もう、使い勝手のいい言葉リストに「コミュ障」の文字はない。

大学生の頃、周りの人とうまくコミュニケーションが取れず、怒られたり怒ったり、悲しまれたり悲しくなったりしていた頃、よく「コミュ障」という言葉を使っていた。

似た気質の人で集まって絆を深めるために「うちらコミュ障だよね」って言ったり、初めましての人の期待値を下方修正するために「私コミュ障なんで」って言ったり、「コミュ障」は私にとってさまざまな用途に使える身近な言葉だった。

この前、久しぶりに会う友達と近況トークをした。友達が「今の環境、コミュ障が多いんだよね」と言う。それに違和感を覚えた。縁遠さを感じる自分がいた。

コミュニケーション障害。それは、日常生活や社会生活のコミュニケーションで障壁を感じることだと思う。

自分の意見や気持ちが相手に届かず、悩んだ挙句に涙を流したことがある。それを回避するために極端に人とコミュニケーションを取らないようにしたことがある。うまくいかずコミュニティを弾き出されたこともある。
あの頃の自分は日常生活や社会生活を送るのに障壁があった。そういう意味で私はコミュ障だった。

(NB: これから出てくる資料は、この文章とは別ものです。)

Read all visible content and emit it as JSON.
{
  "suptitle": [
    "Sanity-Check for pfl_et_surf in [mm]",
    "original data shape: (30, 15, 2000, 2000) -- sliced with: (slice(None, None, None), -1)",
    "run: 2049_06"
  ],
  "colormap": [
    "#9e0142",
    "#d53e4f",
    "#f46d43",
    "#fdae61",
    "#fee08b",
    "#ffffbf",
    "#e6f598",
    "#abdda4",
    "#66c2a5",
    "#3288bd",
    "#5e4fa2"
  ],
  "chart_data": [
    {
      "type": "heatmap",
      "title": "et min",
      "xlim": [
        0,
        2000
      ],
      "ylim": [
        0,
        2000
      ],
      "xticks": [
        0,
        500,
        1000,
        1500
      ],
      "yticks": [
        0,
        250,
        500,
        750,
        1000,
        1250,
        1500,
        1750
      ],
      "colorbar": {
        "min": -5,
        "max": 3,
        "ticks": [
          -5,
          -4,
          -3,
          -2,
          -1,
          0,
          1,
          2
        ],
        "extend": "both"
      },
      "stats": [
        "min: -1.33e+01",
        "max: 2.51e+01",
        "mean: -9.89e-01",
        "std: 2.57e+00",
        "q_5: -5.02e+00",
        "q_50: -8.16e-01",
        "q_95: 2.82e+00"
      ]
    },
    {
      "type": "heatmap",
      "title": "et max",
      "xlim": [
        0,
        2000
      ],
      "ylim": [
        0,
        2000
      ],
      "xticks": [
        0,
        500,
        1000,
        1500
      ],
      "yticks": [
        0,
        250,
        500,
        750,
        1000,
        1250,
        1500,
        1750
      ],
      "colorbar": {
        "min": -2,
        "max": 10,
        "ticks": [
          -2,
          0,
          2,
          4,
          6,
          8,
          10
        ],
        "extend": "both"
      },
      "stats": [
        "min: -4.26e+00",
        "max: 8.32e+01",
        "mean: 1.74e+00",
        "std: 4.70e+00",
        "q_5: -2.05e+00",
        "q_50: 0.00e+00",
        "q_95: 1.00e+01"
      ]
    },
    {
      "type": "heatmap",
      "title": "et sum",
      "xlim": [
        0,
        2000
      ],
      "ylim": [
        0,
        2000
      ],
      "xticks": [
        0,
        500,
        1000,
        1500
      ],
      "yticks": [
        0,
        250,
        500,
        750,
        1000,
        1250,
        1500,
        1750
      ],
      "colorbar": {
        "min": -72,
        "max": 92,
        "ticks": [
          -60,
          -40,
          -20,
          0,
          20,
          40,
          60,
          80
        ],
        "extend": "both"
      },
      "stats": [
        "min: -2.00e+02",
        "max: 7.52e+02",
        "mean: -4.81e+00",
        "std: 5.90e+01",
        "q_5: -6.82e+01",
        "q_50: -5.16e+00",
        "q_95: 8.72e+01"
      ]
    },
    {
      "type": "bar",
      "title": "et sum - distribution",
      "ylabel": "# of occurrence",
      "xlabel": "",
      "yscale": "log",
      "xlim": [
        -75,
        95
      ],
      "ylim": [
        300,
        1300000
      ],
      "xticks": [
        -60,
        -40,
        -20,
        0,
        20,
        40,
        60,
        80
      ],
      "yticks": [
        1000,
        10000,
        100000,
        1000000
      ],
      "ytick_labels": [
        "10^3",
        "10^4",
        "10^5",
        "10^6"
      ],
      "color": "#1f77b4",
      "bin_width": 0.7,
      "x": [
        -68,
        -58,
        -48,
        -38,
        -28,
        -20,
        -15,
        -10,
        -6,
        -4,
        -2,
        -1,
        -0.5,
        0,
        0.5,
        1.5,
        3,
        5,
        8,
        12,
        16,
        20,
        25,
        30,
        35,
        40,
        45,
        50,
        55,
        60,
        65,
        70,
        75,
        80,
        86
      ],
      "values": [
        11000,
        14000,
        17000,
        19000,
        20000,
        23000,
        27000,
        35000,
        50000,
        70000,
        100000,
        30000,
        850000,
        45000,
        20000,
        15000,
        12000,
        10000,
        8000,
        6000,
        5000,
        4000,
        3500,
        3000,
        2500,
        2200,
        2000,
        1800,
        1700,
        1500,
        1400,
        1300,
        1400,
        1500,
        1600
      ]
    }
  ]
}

会社勤めをはじめると、コミュニケーションの重要性が高まった。チームメンバーとの報連相に社内政治にクライアント対応。会社の中はコミュニケーションだらけだし、逃れられない。

一方で、一緒に考え導いてくれる人たちがいる。メールを添削してもらった。アポの前にシュミレーションしてもらった。MTGの後にフィードバックをもらった。大変だったけれど、1人で悩んでいた頃と比べて前向きになれた。スキルの問題だと割り切って継続してチャレンジできた。おかげで人並みのスキルと自信がついた。


いまでも、すべてのコミュニケーションが気楽に行えるわけではない。大人数でカラオケに行ったり、あまりにタイプが違う人と接したりすると戸惑う。けれど、毎日生きづらいほど困りはしてない。もう、使い勝手のいい言葉リストに「コミュ障」の文字はない。